We usually keep budget discussions offline, but a lot of people have asked us how the governor’s recent line-item veto of USArray earthquake monitoring in the state capital budget will impact the Earthquake Center. Last evening’s KTUU news segment provides a good overview. The points below summarize where we are in the effort to adopt parts of the USArray facility. The bottom line is, USGS support is allowing us to save some USArray stations, at least for the short-term, but the governor’s $2.5 million veto limits Alaska’s prospects for adopting stations elsewhere in the state and jeopardizes $40+ million in federal investment going forward.
- This summer, we are in the process of assuming ownership of 43 USArray stations in southern Alaska thanks to generous support from the U.S. Geological Survey. We are cautiously optimistic about having the resources to operate these stations over the coming year, but we have a long road ahead at the federal level to build this into something we can reliably support for the future.
- There is, as yet, no actionable plan for adopting USArray sites in northern and western Alaska. We continue to engage with multiple federal agencies on ways to adopt some of these stations, but we are running out of time. These stations are slated for removal in the summer and fall of 2020, so field planning for those removals must begin in the next couple of months.

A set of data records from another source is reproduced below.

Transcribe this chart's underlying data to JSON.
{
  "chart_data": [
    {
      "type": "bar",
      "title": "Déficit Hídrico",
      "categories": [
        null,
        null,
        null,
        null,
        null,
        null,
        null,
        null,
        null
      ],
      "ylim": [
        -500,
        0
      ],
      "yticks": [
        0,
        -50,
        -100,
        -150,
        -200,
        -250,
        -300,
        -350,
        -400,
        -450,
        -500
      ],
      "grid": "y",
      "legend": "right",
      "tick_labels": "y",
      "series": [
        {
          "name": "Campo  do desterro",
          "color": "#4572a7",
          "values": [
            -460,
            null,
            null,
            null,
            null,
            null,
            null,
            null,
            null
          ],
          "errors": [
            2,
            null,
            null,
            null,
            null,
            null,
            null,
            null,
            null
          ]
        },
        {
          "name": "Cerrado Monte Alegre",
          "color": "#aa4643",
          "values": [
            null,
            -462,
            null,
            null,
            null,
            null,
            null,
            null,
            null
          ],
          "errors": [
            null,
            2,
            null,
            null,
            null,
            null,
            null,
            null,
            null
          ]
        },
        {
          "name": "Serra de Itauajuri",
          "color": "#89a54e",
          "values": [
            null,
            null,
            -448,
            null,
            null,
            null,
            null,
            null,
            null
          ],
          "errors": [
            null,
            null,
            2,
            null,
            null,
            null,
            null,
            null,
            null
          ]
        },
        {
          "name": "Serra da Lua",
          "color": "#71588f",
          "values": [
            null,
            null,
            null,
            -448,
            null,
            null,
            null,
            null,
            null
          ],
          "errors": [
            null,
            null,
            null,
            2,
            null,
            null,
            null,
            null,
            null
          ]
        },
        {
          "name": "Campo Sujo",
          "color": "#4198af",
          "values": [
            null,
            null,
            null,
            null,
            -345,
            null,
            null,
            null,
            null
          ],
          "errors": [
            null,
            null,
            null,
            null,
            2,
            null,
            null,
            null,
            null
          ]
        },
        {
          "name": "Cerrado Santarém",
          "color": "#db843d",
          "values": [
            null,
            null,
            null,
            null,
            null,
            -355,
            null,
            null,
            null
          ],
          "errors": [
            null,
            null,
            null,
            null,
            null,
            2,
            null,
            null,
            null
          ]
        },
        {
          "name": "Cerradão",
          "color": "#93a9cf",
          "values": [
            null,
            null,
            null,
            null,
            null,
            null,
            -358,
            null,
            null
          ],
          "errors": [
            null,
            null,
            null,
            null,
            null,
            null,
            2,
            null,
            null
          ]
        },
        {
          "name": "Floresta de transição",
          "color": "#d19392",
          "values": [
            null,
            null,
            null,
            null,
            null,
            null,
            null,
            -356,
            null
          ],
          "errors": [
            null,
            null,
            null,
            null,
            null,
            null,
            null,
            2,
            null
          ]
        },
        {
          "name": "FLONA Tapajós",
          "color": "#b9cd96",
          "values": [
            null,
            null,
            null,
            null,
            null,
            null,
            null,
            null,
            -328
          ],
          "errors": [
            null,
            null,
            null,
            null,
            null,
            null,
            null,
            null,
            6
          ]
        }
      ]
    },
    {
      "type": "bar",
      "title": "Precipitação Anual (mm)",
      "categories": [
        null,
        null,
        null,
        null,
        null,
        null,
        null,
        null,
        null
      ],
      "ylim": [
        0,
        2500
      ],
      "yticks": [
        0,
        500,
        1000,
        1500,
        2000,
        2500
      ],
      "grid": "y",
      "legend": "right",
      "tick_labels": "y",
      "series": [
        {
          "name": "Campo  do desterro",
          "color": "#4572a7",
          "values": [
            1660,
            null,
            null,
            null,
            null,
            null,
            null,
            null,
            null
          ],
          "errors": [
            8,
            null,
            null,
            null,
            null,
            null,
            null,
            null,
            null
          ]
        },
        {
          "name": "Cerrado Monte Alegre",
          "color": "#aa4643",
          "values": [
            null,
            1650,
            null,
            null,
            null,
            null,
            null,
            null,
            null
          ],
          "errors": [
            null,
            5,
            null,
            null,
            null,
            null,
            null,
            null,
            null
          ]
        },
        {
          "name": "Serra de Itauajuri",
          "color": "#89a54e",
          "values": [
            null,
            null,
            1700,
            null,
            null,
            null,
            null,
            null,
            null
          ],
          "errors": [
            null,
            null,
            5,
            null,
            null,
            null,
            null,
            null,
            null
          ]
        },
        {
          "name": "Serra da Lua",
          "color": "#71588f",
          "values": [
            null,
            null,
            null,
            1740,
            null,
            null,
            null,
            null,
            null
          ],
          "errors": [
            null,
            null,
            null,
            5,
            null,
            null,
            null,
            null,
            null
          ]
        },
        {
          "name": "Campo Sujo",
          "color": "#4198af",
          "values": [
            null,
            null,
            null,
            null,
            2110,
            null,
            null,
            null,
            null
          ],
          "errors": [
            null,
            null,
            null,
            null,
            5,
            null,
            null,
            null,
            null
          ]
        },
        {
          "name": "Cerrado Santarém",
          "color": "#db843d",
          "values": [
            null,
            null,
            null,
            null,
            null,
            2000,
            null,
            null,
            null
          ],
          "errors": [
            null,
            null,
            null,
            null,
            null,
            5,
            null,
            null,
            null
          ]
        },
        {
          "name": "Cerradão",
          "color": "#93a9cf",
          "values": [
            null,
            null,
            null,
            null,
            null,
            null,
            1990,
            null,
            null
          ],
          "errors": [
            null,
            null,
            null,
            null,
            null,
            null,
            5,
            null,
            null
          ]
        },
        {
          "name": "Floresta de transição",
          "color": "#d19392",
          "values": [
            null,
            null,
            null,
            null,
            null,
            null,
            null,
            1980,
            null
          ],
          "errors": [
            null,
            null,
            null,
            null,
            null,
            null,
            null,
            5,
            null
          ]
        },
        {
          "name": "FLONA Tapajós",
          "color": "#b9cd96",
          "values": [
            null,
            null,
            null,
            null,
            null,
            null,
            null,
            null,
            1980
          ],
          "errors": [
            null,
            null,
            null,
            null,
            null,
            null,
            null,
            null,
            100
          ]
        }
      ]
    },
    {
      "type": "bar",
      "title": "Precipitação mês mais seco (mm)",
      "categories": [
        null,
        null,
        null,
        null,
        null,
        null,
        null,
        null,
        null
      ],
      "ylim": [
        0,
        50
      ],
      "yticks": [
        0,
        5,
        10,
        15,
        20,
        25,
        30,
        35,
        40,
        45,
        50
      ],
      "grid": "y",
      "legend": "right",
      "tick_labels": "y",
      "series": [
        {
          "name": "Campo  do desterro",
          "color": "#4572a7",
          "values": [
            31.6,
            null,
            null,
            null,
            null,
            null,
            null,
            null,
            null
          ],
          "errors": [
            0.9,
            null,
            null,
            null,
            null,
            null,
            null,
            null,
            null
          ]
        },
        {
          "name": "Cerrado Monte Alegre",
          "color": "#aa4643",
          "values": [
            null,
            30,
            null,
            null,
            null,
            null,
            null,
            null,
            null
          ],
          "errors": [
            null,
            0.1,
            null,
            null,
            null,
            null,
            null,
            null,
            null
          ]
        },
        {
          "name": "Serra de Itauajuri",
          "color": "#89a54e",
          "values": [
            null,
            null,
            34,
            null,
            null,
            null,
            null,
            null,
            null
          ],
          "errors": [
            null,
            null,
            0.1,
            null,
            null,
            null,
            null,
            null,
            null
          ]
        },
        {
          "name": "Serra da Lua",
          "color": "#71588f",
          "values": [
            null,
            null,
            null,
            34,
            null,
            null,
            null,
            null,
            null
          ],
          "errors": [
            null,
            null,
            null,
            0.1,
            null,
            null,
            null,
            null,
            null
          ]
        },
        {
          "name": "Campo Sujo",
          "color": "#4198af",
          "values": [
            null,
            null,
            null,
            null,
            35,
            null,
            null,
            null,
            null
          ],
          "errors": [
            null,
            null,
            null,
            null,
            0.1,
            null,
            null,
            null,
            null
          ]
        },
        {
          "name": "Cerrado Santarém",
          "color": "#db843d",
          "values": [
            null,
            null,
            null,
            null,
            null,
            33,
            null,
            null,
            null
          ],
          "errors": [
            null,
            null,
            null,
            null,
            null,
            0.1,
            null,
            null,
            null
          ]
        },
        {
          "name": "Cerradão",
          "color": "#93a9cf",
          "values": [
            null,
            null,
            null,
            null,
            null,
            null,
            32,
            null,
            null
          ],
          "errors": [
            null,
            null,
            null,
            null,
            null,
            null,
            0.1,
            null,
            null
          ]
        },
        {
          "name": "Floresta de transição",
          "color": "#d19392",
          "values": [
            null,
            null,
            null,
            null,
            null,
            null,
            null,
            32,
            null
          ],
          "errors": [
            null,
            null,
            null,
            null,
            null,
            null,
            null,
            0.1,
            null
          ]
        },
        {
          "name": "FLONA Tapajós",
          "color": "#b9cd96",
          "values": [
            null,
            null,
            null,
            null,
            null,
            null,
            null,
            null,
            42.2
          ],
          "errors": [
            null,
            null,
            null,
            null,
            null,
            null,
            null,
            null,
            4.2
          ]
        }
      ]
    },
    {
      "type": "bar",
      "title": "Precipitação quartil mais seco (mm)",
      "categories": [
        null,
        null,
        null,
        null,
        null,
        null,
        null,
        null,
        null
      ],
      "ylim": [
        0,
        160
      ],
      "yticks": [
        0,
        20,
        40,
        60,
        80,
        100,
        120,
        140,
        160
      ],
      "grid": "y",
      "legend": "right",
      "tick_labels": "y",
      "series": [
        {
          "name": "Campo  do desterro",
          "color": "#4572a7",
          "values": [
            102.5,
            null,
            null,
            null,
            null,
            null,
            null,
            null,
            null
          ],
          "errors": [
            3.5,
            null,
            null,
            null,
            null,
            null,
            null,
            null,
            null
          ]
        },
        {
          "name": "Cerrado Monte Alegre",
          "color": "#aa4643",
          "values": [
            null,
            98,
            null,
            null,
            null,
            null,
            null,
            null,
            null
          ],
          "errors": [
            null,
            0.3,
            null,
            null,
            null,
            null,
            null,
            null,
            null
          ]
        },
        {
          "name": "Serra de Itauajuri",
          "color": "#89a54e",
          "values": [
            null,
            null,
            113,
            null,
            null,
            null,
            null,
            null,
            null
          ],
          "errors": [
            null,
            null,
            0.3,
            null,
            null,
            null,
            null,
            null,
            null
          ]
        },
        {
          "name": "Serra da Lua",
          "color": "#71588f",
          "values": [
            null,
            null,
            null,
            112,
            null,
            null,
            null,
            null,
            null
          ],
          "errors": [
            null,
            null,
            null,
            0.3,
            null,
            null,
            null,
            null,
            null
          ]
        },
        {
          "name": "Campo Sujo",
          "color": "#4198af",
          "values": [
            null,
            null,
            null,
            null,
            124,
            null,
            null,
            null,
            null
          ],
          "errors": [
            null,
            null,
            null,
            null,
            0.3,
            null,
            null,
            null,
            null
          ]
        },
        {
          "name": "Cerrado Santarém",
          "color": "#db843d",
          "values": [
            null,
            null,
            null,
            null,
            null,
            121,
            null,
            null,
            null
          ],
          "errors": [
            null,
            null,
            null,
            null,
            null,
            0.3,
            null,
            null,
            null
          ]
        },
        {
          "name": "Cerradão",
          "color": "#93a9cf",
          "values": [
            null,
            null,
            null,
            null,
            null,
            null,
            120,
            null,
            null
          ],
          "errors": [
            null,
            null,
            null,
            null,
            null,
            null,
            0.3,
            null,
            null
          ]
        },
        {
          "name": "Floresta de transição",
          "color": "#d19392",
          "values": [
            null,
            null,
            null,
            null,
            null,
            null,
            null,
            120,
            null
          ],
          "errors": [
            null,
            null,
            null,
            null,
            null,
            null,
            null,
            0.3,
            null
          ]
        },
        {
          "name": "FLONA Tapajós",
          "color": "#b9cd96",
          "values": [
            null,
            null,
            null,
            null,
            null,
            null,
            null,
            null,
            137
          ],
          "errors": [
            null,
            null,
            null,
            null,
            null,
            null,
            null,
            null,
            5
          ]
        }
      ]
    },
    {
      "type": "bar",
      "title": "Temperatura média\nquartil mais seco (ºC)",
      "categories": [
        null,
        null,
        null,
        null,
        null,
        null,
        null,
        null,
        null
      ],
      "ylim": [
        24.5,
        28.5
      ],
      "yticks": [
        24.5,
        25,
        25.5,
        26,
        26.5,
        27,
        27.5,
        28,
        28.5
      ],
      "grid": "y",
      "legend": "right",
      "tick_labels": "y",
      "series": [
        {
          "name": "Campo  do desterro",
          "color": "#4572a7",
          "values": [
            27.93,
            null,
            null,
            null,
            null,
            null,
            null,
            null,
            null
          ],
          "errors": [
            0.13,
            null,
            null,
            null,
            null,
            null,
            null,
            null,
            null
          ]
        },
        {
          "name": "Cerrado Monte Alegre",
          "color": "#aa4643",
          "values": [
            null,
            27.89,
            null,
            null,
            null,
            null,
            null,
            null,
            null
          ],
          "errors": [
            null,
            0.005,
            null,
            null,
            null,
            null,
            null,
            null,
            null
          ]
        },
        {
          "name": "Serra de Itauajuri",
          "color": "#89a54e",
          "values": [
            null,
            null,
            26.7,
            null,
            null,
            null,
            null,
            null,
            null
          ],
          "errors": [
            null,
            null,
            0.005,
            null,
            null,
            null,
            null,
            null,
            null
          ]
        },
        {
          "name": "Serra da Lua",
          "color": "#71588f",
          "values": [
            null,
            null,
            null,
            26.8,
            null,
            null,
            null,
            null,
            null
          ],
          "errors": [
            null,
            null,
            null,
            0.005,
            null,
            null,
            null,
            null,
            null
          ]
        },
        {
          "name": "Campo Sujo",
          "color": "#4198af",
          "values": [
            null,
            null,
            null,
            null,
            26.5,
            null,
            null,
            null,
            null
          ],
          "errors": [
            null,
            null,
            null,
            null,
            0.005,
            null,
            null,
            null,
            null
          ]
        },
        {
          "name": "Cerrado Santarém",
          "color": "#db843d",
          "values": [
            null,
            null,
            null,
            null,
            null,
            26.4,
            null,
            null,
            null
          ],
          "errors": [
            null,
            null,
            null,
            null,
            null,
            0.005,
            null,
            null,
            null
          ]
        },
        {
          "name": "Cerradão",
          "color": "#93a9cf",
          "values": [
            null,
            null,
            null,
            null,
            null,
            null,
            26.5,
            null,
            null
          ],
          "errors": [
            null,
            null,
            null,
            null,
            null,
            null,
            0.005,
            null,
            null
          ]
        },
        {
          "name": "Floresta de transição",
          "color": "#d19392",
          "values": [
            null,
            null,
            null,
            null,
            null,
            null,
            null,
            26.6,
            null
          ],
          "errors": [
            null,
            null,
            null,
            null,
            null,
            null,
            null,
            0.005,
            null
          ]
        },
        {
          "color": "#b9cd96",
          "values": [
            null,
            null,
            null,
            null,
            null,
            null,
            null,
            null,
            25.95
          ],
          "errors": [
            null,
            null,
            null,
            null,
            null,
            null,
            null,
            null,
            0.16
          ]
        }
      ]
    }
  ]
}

- The USArray capital request that Gov. Dunleavy vetoed last week was the sole research item submitted by the University of Alaska system for budget consideration this year. Conservatively, these one-time “start-up” funds would generate roughly $43M in federal investment over the first decade. The business plan that accompanied the capital request to the legislature and governor detailed the specific investment strategy including (i) the acquisition of equipment, (ii) upgrades & preventative maintenance, and (iii) the creation & delivery of new data products.
We have a lot of advocates in the Alaska legislature who have really taken the time to understand the project. Our congressional delegation in Washington DC is responsible for much of the success we have already had. And we have a passionate set of advocates across federal agencies including USGS, NOAA, NSF. The recent veto is a significant setback. But we are in this for the long run.
80 USArray stations proposed for long-term integration into the statewide monitoring network. In addition to seismic capabilities, most of these stations include auxiliary sensors to track weather, atmospheric disturbances, and downhole soil temperature.